O melhor de tudo isso é reconhecer a pequenez da gente, celebrar a vida e acreditar sempre. O João me ensinou que as coisas são possíveis e que não devo desistir fácil de absolutamente nada, principalmente dele.

Andrea Rigotti Vendruscolo, mãe do João Pedro.

Um caminho longo, tortuoso e custoso, com muitos momentos difíceis, com barreiras como a falta de conhecimento das pessoas, o preconceito, as comparações e até mesmo a exclusão velada, escondida numa aparente e hipócrita inclusão. Tudo isso precisou ser enfrentado. E muitos bons resultados surgiram. Entre as conquistas alcançadas está a transição do autismo severo para o moderado e melhorias na qualidade de vida e independência, além de evoluções no tão sonhado processo de alfabetização, respeitando as necessidades e potenciais de um garoto autista e não oralizado.

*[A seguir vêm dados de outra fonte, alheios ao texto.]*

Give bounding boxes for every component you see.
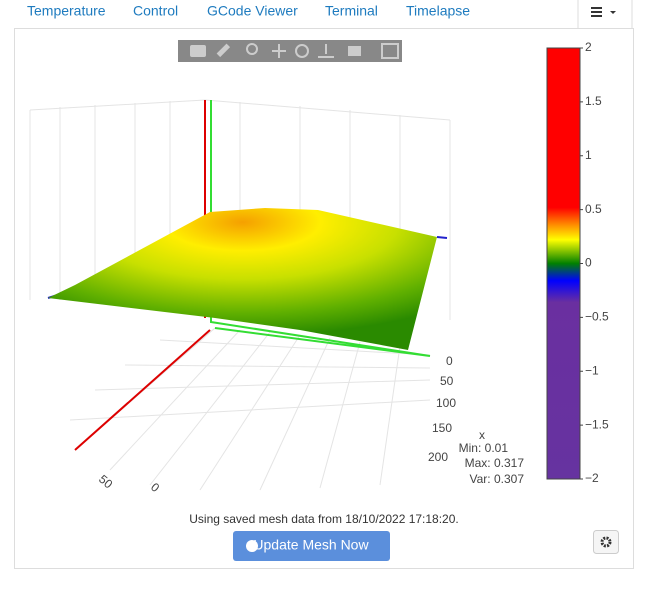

Aos 14 anos, João Pedro cursa o Sétimo Ano do Ensino Fundamental – por sua conta e risco, a família ‘segurou’ ele no Pré II e no Primeiro Ano, ainda que contrariando a todos, por acreditar que ele não tinha os pré-requisitos para a alfabetização e também por crer que a inclusão não pode ser vexatória e precisa respeitar individualidades, sempre levando em conta o bem estar da criança e não simplesmente o que os outros gostariam que fosse feito.

João Pedro é moreno claro, tem olhos e cabelos castanhos, está sentado em uma poltrona colorida, usa camiseta preta e calça jeans. Está olhando para o lado, com expressão tranquila.
João Pedro tem 14 anos, cursa o Sétimo Ano e avança no processo de alfabetização.
Foto: acervo da família

Questões de socialização estão entre os desafios da rotina do João nos quais ele precisa de mais suporte. O garoto não gosta de música, de lugares barulhentos, nem de animais com pelos. Atualmente, tem vivenciado uma rotina de reeducação alimentar e exercícios. Gosta de shopping, praia, eletrônicos, máquinas, animais aquáticos, de comer e de viajar. Aliás, é o ‘parceirão’ da Andrea quando o assunto é viajar. E, sem dúvida, é a grande motivação para todos os dias dela, com ou sem viagens no roteiro.